Et une faillite d’un gros État souverain sans mécanisme de gestion ordonnée des faillites bancaires, vous savez ce que cela veut dire : le grand plongeon. Donc : la BCE va être priée de monétiser, les gouvernements dussent-ils menacer Mario Draghi – qui vient de déclarer que la monétisation ne serait que « temporaire », la bonne blague – des pires avanies en cas de résistance. Vous aviez peur de la déflation ? Attendez le retour de la stagflation à deux chiffres…
Conséquence du référendum / Pas référendum / Peut-être référendum Grec
George Papandreou, G-Pap pour les intimes, va donc soumettre au référendum soit le plan d’austérité négocié à Bruxelles, soit la sortie de l’Euro, la question est encore à déterminer.
Ah non, finalement, il ne va peut être pas le faire. Il va peut être démissionner. Ou peut être pas.
Enfin bref, à la confusion économique s’ajoute la confusion politique la plus totale. Et si d’aventure, après s’être vu promettre un référendum, le peuple grec s’en voit privé, cela ne devrait pas calmer l’ardeur des manifestants.
Chez G-Pap, visiblement, la situation politique, de violences croissantes en rumeurs de retours des colonels (cf cet article de C. Sannat), est devenue intenable. Peut-être inspiré par Charles De Gaulle en Mai 68, G-Pap voudrait jouer son va-tout sur un référendum à tenir en décembre. Et peu importe que, pour les grecs, l’alternative au plan européen soit le désordre grec : en cas de défaut pur et simple, du jour au lendemain, l’État grec ne pourra payer que ce qu’il aura en caisse. Dans un pays ou la générosité de l’État providence est inversement proportionnelle à la capacité à prélever le moindre impôt, voilà qui promet des lendemains très, très frugaux. Il n’y a pas plus de faillite sans douleur que de repas gratuit.

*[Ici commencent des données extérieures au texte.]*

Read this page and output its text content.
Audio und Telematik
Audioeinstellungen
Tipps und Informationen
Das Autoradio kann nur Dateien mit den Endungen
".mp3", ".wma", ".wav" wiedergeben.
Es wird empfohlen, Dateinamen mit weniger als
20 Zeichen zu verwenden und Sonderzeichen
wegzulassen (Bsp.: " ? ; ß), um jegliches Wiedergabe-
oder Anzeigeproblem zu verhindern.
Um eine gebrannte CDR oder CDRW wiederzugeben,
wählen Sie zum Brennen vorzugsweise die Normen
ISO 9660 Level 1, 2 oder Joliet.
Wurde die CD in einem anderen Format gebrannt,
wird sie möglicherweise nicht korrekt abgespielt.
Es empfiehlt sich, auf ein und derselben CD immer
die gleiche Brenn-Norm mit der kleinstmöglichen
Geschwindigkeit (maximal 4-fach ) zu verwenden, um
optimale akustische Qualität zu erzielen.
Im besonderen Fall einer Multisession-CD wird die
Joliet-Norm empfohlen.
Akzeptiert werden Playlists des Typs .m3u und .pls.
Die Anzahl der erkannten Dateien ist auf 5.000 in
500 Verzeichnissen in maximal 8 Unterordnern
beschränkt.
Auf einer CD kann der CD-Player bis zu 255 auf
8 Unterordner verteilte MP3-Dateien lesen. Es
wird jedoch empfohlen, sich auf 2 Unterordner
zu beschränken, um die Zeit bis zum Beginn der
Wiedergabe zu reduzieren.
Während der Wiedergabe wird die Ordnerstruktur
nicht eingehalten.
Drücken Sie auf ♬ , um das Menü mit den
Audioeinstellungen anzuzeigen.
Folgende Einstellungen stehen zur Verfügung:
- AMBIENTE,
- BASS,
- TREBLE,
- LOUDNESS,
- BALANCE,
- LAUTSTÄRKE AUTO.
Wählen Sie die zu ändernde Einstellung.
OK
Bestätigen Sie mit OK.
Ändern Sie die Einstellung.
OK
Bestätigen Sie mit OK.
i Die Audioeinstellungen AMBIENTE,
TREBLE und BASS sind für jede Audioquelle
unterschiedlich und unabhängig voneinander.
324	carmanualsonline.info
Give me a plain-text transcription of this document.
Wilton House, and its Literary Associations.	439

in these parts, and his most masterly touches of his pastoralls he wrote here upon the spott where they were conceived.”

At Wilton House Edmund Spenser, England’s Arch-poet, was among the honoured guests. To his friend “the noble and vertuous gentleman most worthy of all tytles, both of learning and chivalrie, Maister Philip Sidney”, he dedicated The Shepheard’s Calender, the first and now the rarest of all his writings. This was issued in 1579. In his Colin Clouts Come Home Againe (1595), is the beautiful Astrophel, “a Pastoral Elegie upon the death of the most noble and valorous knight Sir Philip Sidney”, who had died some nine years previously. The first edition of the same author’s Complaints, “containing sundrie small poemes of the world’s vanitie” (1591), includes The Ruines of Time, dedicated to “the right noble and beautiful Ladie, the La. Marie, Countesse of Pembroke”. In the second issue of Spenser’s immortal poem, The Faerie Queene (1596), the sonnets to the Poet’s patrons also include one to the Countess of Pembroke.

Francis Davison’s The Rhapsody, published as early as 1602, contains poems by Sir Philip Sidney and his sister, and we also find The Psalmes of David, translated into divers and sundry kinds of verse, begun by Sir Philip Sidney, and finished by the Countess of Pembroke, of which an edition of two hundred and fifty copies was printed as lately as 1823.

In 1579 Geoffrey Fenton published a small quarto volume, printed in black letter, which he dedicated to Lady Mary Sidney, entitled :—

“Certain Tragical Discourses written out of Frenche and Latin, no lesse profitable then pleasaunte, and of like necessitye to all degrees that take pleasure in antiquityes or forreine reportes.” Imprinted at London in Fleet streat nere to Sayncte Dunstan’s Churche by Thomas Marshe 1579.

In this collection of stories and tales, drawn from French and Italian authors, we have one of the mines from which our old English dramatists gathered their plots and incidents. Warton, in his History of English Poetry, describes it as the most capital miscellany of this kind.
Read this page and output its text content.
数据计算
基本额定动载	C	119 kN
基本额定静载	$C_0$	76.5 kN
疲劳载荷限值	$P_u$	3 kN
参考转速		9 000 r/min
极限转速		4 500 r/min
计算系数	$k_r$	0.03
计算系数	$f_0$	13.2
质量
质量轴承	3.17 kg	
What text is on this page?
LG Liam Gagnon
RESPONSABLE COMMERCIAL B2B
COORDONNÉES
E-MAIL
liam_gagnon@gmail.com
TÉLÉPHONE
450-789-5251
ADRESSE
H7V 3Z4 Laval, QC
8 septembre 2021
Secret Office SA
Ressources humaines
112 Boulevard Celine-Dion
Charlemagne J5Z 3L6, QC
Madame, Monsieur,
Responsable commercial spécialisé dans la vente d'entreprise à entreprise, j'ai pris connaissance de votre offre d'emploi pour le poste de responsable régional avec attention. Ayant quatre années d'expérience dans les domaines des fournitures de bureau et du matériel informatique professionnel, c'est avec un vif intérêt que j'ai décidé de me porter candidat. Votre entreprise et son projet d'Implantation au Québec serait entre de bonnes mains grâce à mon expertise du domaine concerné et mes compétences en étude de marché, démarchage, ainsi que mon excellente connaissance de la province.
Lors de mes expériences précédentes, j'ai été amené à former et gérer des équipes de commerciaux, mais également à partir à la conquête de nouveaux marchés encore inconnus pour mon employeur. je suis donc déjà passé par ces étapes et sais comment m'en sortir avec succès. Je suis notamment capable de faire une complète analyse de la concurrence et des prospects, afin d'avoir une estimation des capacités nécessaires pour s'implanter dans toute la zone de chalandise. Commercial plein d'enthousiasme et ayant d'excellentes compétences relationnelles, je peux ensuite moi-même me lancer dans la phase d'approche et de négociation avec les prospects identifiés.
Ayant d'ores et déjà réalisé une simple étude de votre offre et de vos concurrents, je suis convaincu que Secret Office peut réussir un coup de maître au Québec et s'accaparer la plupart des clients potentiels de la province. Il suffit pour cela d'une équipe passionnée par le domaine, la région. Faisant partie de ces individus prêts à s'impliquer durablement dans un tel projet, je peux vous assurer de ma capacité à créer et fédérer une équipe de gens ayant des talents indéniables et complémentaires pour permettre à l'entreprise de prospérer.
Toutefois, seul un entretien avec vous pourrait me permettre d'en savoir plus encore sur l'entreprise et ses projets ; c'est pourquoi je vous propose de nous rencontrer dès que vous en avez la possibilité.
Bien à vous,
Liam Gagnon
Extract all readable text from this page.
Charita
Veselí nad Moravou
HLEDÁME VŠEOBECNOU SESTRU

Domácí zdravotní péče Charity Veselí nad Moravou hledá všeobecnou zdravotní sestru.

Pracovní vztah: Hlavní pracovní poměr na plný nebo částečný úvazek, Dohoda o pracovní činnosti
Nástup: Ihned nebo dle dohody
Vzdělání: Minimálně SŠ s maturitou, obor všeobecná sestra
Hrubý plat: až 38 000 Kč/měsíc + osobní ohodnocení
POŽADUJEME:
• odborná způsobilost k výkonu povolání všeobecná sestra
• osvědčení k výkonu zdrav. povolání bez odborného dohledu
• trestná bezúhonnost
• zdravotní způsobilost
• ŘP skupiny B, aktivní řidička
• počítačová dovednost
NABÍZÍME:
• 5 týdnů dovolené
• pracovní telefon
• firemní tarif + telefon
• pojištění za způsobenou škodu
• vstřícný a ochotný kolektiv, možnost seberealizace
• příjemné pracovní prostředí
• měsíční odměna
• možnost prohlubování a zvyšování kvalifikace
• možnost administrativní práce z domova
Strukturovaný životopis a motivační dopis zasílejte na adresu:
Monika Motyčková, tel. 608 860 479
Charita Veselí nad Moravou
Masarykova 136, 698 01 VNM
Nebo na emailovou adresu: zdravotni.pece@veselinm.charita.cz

Comment les grecs vont ils réagir ?
En se protégeant massivement contre une « possible / peut-être / on ne sait pas » sortie de l’Euro et la potentielle conversion forcée de leurs avoirs en Drachmes.
Ils vont donc sortir encore plus désespérément ce qu’ils ont de leurs comptes bancaires, soit en cash, soit en achetant à n’importe quel prix des actifs non-grecs : bunds, or, actions d’entreprises hors zone drachme, etc. Les banques grecques n’étaient pas au mieux, leur situation ne va pas aller en s’améliorant….
Comme le rappelait il y a quelques mois Alain Madelin sur BFM, je résume, « il est très difficile de sortir d’une monnaie par le bas, car, comme le secret est impossible à tenir, les agents économiques fuient la future monnaie faible et mettent à l’abri leurs avoirs en monnaie supposée plus forte. Cela s’est vu, par exemple, lorsque le Mali a voulu quitter le Franc CFA ».
Bref, la peur et l’incertitude vont amplifier l’hémorragie financière qui secoue la Grèce. Avec des conséquences sur les marchés qui déborderont assez largement des côtes du Péloponnèse et des banques de ce pays.
Adopter le plan B, d’urgence
Pour les autres pays, je maintiens l’obligation absolue de dégager les États de toutes les « cautions solidaires » qu’ils ont souscrites, vis-à-vis de leurs banques, du FESF et du MES, selon le plan exposé ici, sous peine de crash.
Et j’ajouterai : RAPIDEMENT. Sinon… Plouf.